What would Antarctica look like if it all melted?

Answer

Ella Gilbert works for British Antarctic Survey, so Chris Smith put this question to her...

Ella - I'd say it would pretty much look like a lump of rock, probably. I think the real question we should be asking is what would the rest of the world look like? Antarctica is covered in, on average 2.7 kilometres of ice, so it's pretty thick, in some places it's up to four kilometres thick. And if all of the ice was to melt, it would raise global sea levels by 58 metres. So I think that's probably the framing that you should be going for. What would the map look like if all of Antarctica melted and ended up in the sea.

Chris - Because there's one other consideration, which is that that 2.7 average depth of ice kilometre, average depth of ice covering Antarctica is gravitationally very active. So it's pulling a lot of sea water around Antarctica, which would otherwise be redistributed around the Earth. So as well as the pure physical effect of when you melt that ice and it goes into the sea and tops up the oceans and pushes up the levels, you lose that gravitational attraction. So the bulge of water that's currently sitting around Antarctica is also gone.

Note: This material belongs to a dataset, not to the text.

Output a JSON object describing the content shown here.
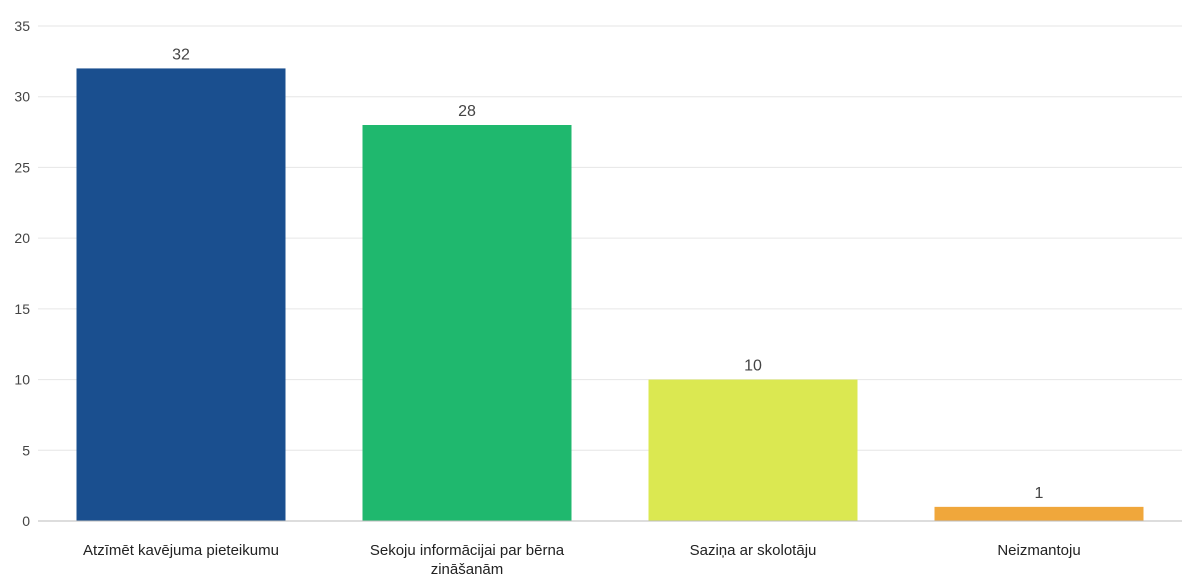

Ella - Yeah. And it affects different parts of the world differently of course as well.

Chris - Yeah. So returning to the question, just to do it justice, you'd basically see a hunk of rock because there's a hunk of rock. There's a volcano there as well though, isn't there? Mount Erebus is there, so you'd probably see a mound of rock with a volcano is the bottom line, isn't it?

Ella - Some bits are below sea level. So in the West Antarctic, some are below sea level and you'd get a few, few little lakes. But mostly it's just a bunch of rock.

Chris - Ella. Thank you. I mean it used to be a green and pleasant land, didn't it? Once upon a time it was connected to Australia and Tasmania and there were big penguins and forests, and it was warm and balmy because the ocean couldn't circulate and make it cold? But that was a little while ago. Thank you for that. Ella.